We all know that certain things are bad for us — smoking, not eating our vegetables, drinking too much; but perhaps the scarier thing is all the bad-for-you things you might be doing every day that you don't even know about.
We're all pretty aware of the big, most obvious stuff — like not wearing our seatbelt — and therefore we're making a conscious decision to incur some level of risk if or when we choose to partake in them. But when we have literally no idea we're doing something that could be negatively affecting our health, we no longer get to have a choice in the matter. And worse, if we did know, we might be making very different day-to-day decisions.
In the spirit of making informed and knowledgeable decisions about our health and daily behavior, here are nine super simple things that are bad for you that you're likely doing right now or at some point in your day:
1. Wearing The Wrong Shoes
If you're wearing high heels right now, you're probably not feeling super comfortable. And it's not all that surprising; according to the Spine Health Institute, our spines normally sit in an S-shape, helping with our bodies natural shock absorption as we walk. When we walk with a bent spine, shock absorption is reduced, and more pressure is put on the nerves in our back. Long-term heel use can lead to chronic lower back pain, tingling, and cramping, not to mention they put a ton of extra pressure on our toes and the balls of our feet.
However, there are ways to limit the damage. The American Osteopathic Association recommends limiting your heels to an inch and a half or less, and if you do wear a higher heel, try to avoid pointy stilettos, instead opting for a thicker heel that will distribute your body weight more evenly. They also recommend purchasing insoles for all of your heels to help with shock absorption, and to take the time to stretch your calves daily.
2. Not Resting Your Eyes
According to the National Institute of Health, most of us who sit at computers all day fail to rest our eyes enough, leading to eye fatigue and strain. They recommended the 20-20-20 rule, in which every 20 minutes you look 20 feet away from you for 20 seconds. They also said to always wear sunglasses on sunny days, as the sun can damage your eyes as well as your skin.
3. Sitting Down For Too Long
According to the CDC, sitting down for the majority of the day (aka at a desk and then in front of a TV) has been linked to premature mortality and chronic diseases such as cardiovascular disease, diabetes, and cancer — not to mention more basic health problems, like chronic neck and back pain. The CDC recommended the use of a standing desk device at your workstation, as well as a conscious effort to get up and walk around the office throughout the day.

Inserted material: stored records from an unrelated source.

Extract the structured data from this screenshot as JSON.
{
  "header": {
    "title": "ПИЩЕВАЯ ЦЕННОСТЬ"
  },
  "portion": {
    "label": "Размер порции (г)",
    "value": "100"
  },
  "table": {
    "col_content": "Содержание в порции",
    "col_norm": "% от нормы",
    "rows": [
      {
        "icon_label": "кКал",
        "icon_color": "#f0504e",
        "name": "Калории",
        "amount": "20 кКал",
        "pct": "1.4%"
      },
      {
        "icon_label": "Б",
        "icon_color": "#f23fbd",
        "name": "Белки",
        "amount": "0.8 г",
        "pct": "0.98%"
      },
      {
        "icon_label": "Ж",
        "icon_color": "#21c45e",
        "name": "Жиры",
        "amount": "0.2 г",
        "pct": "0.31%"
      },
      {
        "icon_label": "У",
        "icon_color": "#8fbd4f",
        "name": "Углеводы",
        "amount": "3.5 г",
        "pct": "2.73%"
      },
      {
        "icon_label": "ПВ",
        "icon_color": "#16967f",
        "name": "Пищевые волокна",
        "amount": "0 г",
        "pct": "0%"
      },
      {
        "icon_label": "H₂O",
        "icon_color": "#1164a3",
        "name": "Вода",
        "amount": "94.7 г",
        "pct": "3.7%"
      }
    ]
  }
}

4. Holding Your Cell Phone To Your Face
According to a piece featured in ABC news, studies show that our cell phones are one of the filthiest things in our lives, harboring over tens of thousands of germs, and according to board certified dermatologist Dr. Ava Shamban in a piece for Prevention, the bacteria can cause acne and breakouts. If you've noticed a problem with your skin, this may be a simple thing you can do to help clear it up.
6. Not Alternating Water With Each Caffeinated Beverage
In a piece for SFgate, sports medicine writer Jan Annigan noted that, "The diuretic effect of caffeine increases your urine output. The more you drink in a short amount of time, the more water you could lose." She suggested alternating every caffeinated drink you have each day with a glass of water. And the same holds true for alcoholic beverages!
7. Drinking Caffeine 6 Hours Before Bed
Additionally, according to the CDC, 30 percent of the population doesn't get enough sleep. And that study published in the Journal of Clinical Sleep Medicine found that consuming caffeine as early as six hours before bed has "important disruptive effects" on our sleep patterns. So if you have trouble falling asleep at night, or often wake up feeling exhausted, try swapping out caffeinated beverages for decaf teas and sodas by mid-afternoon.
8. Sleeping With Your Cell Phone
Another reason behind sleep deprivation could be that you're using your cell phone or other bright devices right before bed. In a piece for The Huffington Post, psychologist Shelby Freedman Harris recommended avoiding the bright lights of TVs, phones, and tablets for up to a full hour before bed. All the lights "can make your brain think it's still daytime," and instead she recommended simply reading or journaling.
9. Not Wearing Sunscreen
Neutrogena Beach Defense, $2.49, Jet.com
OK, I know I probably sound like your mom right now and this seems like the most boring piece of health advice ever, but according to SkinCancer.org, more cases of skin cancer are detected every year than breast, prostate, lung, and colon cancer combined. And if that's not enough to scare you, according to a study sited in The Daily Mail, a whopping 80 percent of wrinkles on our skin are due to sun exposure. Plus, with so many high-quality foundations and lotions that now come equipped with sun protection, there's seriously no excuse!
I don't mean to totally scare you, but the fact of the matter is most of us do a ton of stuff on a daily basis that's not only not good for us, but is also super easy to fix. So just be conscious of the above few things, and you'll likely be very glad you did down the road.